To create a pipeline agent, you must configure three components in your POST /agents request. The response from this endpoint provides the available options for each:

1. stt (Speech-to-Text)

This is the model that transcribes the user’s spoken audio into text.
  • Available Providers: Deepgram, AssemblyAI, Cartesia, Sarvam.
  • Key Detail: Pay close attention to the languages array for each STT model to ensure it supports your target demographic.

2. llm (Large Language Model)

This is the “brain” of the agent.
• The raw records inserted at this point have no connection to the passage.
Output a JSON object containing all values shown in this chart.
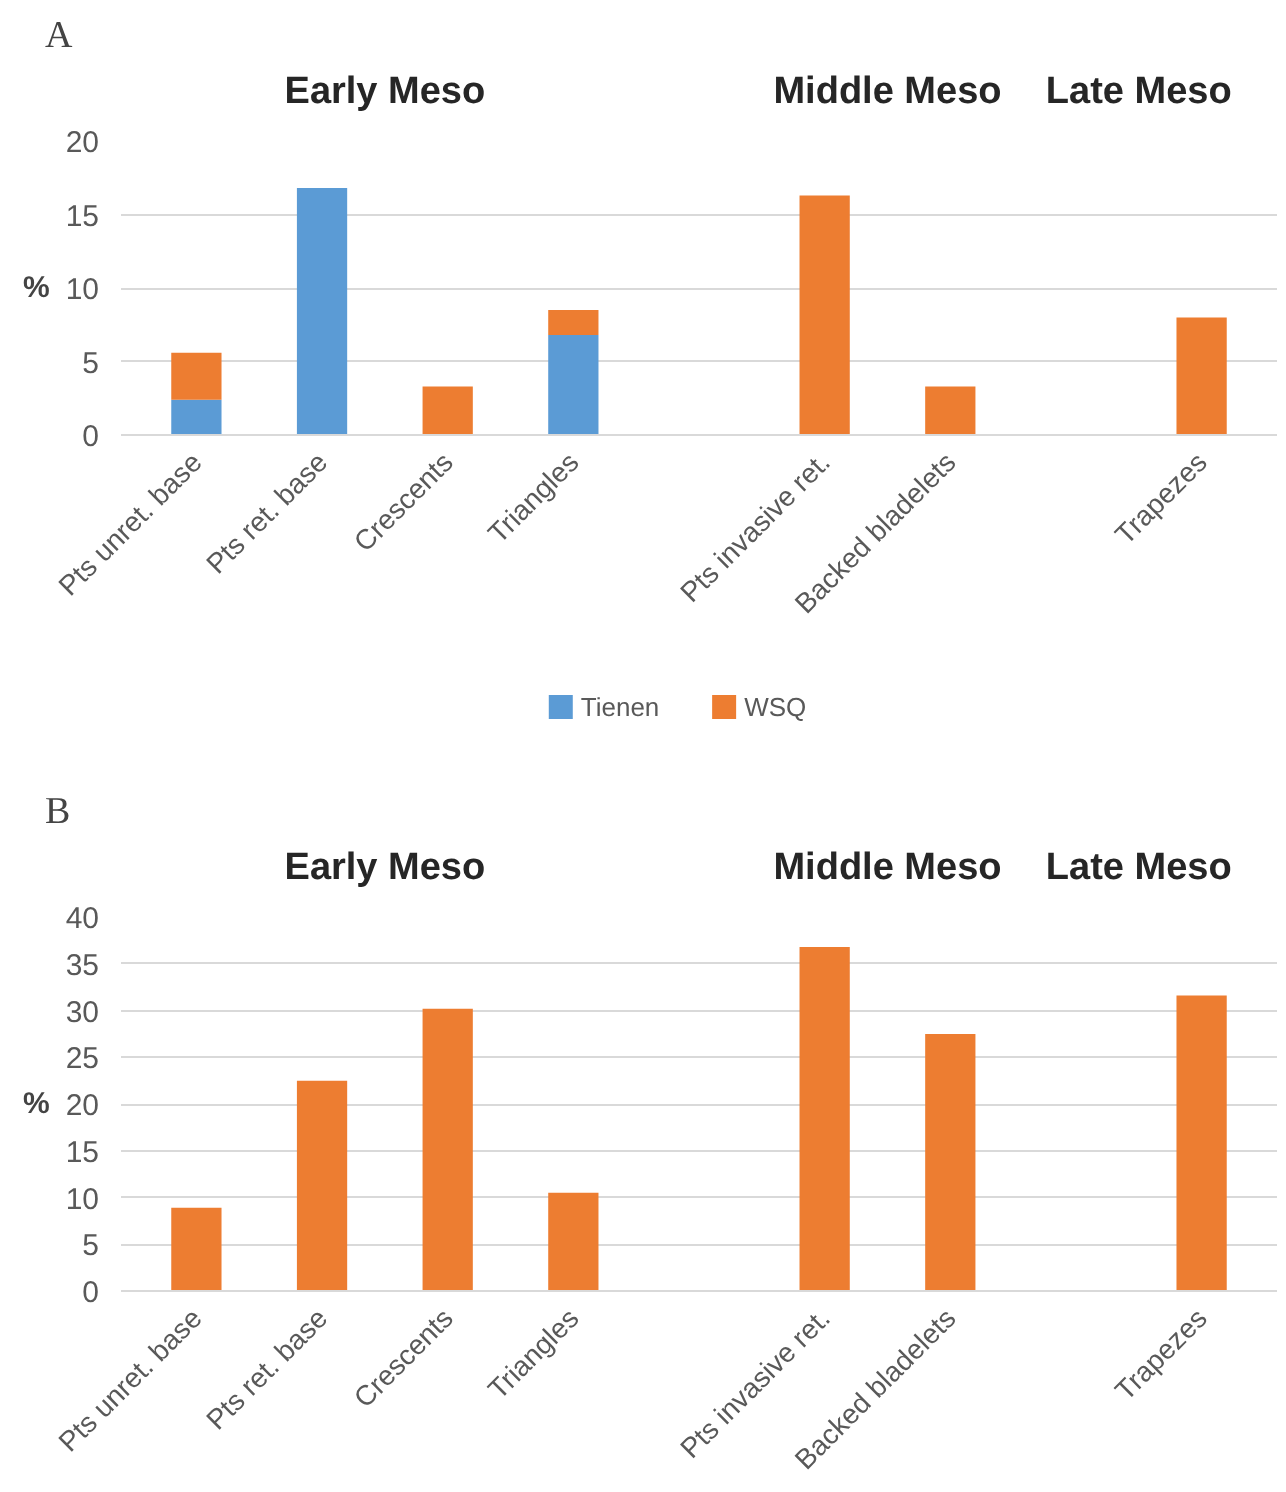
{
  "chart_data": [
    {
      "type": "bar",
      "title": "A",
      "annotations": [
        "Early Meso",
        "Middle Meso",
        "Late Meso"
      ],
      "ylabel": "%",
      "categories": [
        "Pts unret. base",
        "Pts ret. base",
        "Crescents",
        "Triangles",
        null,
        "Pts invasive ret.",
        "Backed bladelets",
        null,
        "Trapezes"
      ],
      "stacked": true,
      "series": [
        {
          "name": "Tienen",
          "color": "#5b9bd5",
          "values": [
            2.4,
            16.8,
            null,
            6.8,
            null,
            null,
            null,
            null,
            null
          ]
        },
        {
          "name": "WSQ",
          "color": "#ed7d31",
          "values": [
            3.2,
            null,
            3.3,
            1.7,
            null,
            16.3,
            3.3,
            null,
            8.0
          ]
        }
      ],
      "ylim": [
        0,
        20
      ],
      "yticks": [
        0,
        5,
        10,
        15,
        20
      ],
      "grid": "y",
      "legend": "bottom"
    },
    {
      "type": "bar",
      "title": "B",
      "annotations": [
        "Early Meso",
        "Middle Meso",
        "Late Meso"
      ],
      "ylabel": "%",
      "categories": [
        "Pts unret. base",
        "Pts ret. base",
        "Crescents",
        "Triangles",
        null,
        "Pts invasive ret.",
        "Backed bladelets",
        null,
        "Trapezes"
      ],
      "values": [
        8.9,
        22.5,
        30.2,
        10.5,
        null,
        36.8,
        27.5,
        null,
        31.6
      ],
      "color": "#ed7d31",
      "ylim": [
        0,
        40
      ],
      "yticks": [
        0,
        5,
        10,
        15,
        20,
        25,
        30,
        35,
        40
      ],
      "grid": "y"
    }
  ]
}
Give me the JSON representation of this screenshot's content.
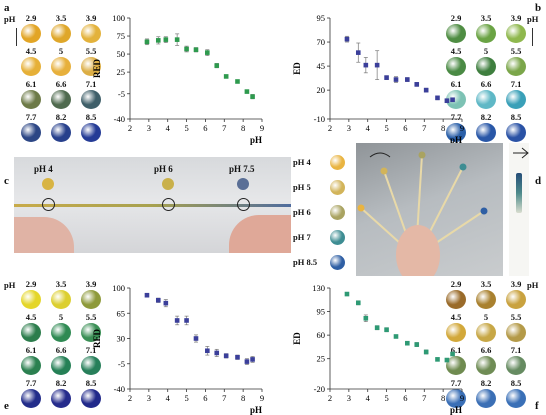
{
  "panels": {
    "a": "a",
    "b": "b",
    "c": "c",
    "d": "d",
    "e": "e",
    "f": "f"
  },
  "swatch_panels": [
    {
      "id": "a",
      "ph_label": "pH",
      "rows": [
        [
          "2.9",
          "3.5",
          "3.9"
        ],
        [
          "4.5",
          "5",
          "5.5"
        ],
        [
          "6.1",
          "6.6",
          "7.1"
        ],
        [
          "7.7",
          "8.2",
          "8.5"
        ]
      ],
      "colors": [
        [
          "#e2a526",
          "#dfa72a",
          "#e3b23c"
        ],
        [
          "#e6b038",
          "#e7b03c",
          "#dcae45"
        ],
        [
          "#6d7a47",
          "#4f6a4e",
          "#3f5f69"
        ],
        [
          "#2c4685",
          "#27408c",
          "#243b96"
        ]
      ]
    },
    {
      "id": "b",
      "ph_label": "pH",
      "rows": [
        [
          "2.9",
          "3.5",
          "3.9"
        ],
        [
          "4.5",
          "5",
          "5.5"
        ],
        [
          "6.1",
          "6.6",
          "7.1"
        ],
        [
          "7.7",
          "8.2",
          "8.5"
        ]
      ],
      "colors": [
        [
          "#4f8d43",
          "#6aa344",
          "#8fb84e"
        ],
        [
          "#4a8a44",
          "#3f7f3f",
          "#7ba64a"
        ],
        [
          "#7dc2b4",
          "#5fb8c6",
          "#3aa0b8"
        ],
        [
          "#2a5fa8",
          "#2957a7",
          "#2a52a5"
        ]
      ]
    },
    {
      "id": "e",
      "ph_label": "pH",
      "rows": [
        [
          "2.9",
          "3.5",
          "3.9"
        ],
        [
          "4.5",
          "5",
          "5.5"
        ],
        [
          "6.1",
          "6.6",
          "7.1"
        ],
        [
          "7.7",
          "8.2",
          "8.5"
        ]
      ],
      "colors": [
        [
          "#e4d62a",
          "#dccf30",
          "#8e9a3a"
        ],
        [
          "#2c7d4c",
          "#2f8a53",
          "#3a8f55"
        ],
        [
          "#2b8050",
          "#258056",
          "#277f5a"
        ],
        [
          "#232d8a",
          "#262c8c",
          "#21298a"
        ]
      ]
    },
    {
      "id": "f",
      "ph_label": "pH",
      "rows": [
        [
          "2.9",
          "3.5",
          "3.9"
        ],
        [
          "4.5",
          "5",
          "5.5"
        ],
        [
          "6.1",
          "6.6",
          "7.1"
        ],
        [
          "7.7",
          "8.2",
          "8.5"
        ]
      ],
      "colors": [
        [
          "#9a6b2a",
          "#a9812f",
          "#c9a23f"
        ],
        [
          "#d2a83a",
          "#c7a746",
          "#b49a48"
        ],
        [
          "#6f8b50",
          "#6f8c55",
          "#668b61"
        ],
        [
          "#3a6fb6",
          "#3b6fb5",
          "#3a70b7"
        ]
      ]
    }
  ],
  "photo_c": {
    "labels": [
      "pH 4",
      "pH 6",
      "pH 7.5"
    ],
    "colors": [
      "#d8b443",
      "#c9b04a",
      "#5a6f96"
    ]
  },
  "photo_d": {
    "legend": [
      {
        "label": "pH 4",
        "color": "#e9b441"
      },
      {
        "label": "pH 5",
        "color": "#d2b45a"
      },
      {
        "label": "pH 6",
        "color": "#a9a361"
      },
      {
        "label": "pH 7",
        "color": "#3e8d93"
      },
      {
        "label": "pH 8.5",
        "color": "#2f5fa4"
      }
    ]
  },
  "chart_data": [
    {
      "id": "a",
      "type": "scatter",
      "xlabel": "pH",
      "ylabel": "RED",
      "xlim": [
        2,
        9
      ],
      "ylim": [
        -40,
        100
      ],
      "xticks": [
        "2",
        "3",
        "4",
        "5",
        "6",
        "7",
        "8",
        "9"
      ],
      "yticks": [
        "100",
        "75",
        "50",
        "25",
        "-5",
        "-40"
      ],
      "ytick_values": [
        100,
        75,
        50,
        25,
        -5,
        -40
      ],
      "color": "#2e9a4e",
      "x": [
        2.9,
        3.5,
        3.9,
        4.5,
        5.0,
        5.5,
        6.1,
        6.6,
        7.1,
        7.7,
        8.2,
        8.5
      ],
      "y": [
        67,
        69,
        70,
        70,
        57,
        56,
        52,
        34,
        19,
        12,
        -2,
        -9
      ],
      "err": [
        4,
        5,
        4,
        8,
        4,
        3,
        4,
        3,
        2,
        2,
        2,
        3
      ]
    },
    {
      "id": "b",
      "type": "scatter",
      "xlabel": "pH",
      "ylabel": "ED",
      "xlim": [
        2,
        9
      ],
      "ylim": [
        -10,
        95
      ],
      "xticks": [
        "2",
        "3",
        "4",
        "5",
        "6",
        "7",
        "8",
        "9"
      ],
      "yticks": [
        "95",
        "70",
        "45",
        "20",
        "-10"
      ],
      "ytick_values": [
        95,
        70,
        45,
        20,
        -10
      ],
      "color": "#3b3f9a",
      "x": [
        2.9,
        3.5,
        3.9,
        4.5,
        5.0,
        5.5,
        6.1,
        6.6,
        7.1,
        7.7,
        8.2,
        8.5
      ],
      "y": [
        73,
        59,
        46,
        46,
        33,
        31,
        31,
        26,
        20,
        12,
        9,
        10
      ],
      "err": [
        3,
        10,
        8,
        15,
        2,
        3,
        2,
        2,
        2,
        2,
        2,
        2
      ]
    },
    {
      "id": "e",
      "type": "scatter",
      "xlabel": "pH",
      "ylabel": "RED",
      "xlim": [
        2,
        9
      ],
      "ylim": [
        -40,
        100
      ],
      "xticks": [
        "2",
        "3",
        "4",
        "5",
        "6",
        "7",
        "8",
        "9"
      ],
      "yticks": [
        "100",
        "65",
        "30",
        "-5",
        "-40"
      ],
      "ytick_values": [
        100,
        65,
        30,
        -5,
        -40
      ],
      "color": "#3b3f9a",
      "x": [
        2.9,
        3.5,
        3.9,
        4.5,
        5.0,
        5.5,
        6.1,
        6.6,
        7.1,
        7.7,
        8.2,
        8.5
      ],
      "y": [
        90,
        83,
        79,
        55,
        55,
        30,
        13,
        10,
        6,
        4,
        -2,
        1
      ],
      "err": [
        2,
        3,
        5,
        6,
        6,
        5,
        6,
        5,
        3,
        3,
        4,
        4
      ]
    },
    {
      "id": "f",
      "type": "scatter",
      "xlabel": "pH",
      "ylabel": "ED",
      "xlim": [
        2,
        9
      ],
      "ylim": [
        -20,
        130
      ],
      "xticks": [
        "2",
        "3",
        "4",
        "5",
        "6",
        "7",
        "8",
        "9"
      ],
      "yticks": [
        "130",
        "95",
        "60",
        "25",
        "-20"
      ],
      "ytick_values": [
        130,
        95,
        60,
        25,
        -20
      ],
      "color": "#2e9a74",
      "x": [
        2.9,
        3.5,
        3.9,
        4.5,
        5.0,
        5.5,
        6.1,
        6.6,
        7.1,
        7.7,
        8.2,
        8.5
      ],
      "y": [
        121,
        108,
        85,
        71,
        68,
        58,
        48,
        46,
        35,
        24,
        23,
        32
      ],
      "err": [
        2,
        3,
        5,
        3,
        3,
        2,
        2,
        3,
        3,
        2,
        2,
        2
      ]
    }
  ]
}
It takes the text from the STT model, processes it against your system prompt, and generates a text response.
  • Available Providers: OpenAI (GPT-4o, GPT-5 series), Google (Gemini Flash/Pro series), DeepSeek, MoonshotAI.

3. tts (Text-to-Speech)

This model takes the text generated by the LLM and synthesizes it into spoken audio for the user to hear.
  • Available Providers: ElevenLabs, Cartesia, Deepgram (Aura), Inworld, Rime, Sarvam.
  • Key Detail: The response includes a defaultVoiceId for each TTS model, which you can use as a fallback if you aren’t rendering a full list of custom voice clones.

Authorizations

x-api-key
string
header
required

Response

200 - application/json

Pipeline options retrieved successfully.

stt
object[]

Supported Speech-to-Text (transcription) providers and models.

tts
object[]

Supported Text-to-Speech (voice generation) providers and models.

llm
object[]

Supported text-based Large Language Models used for reasoning.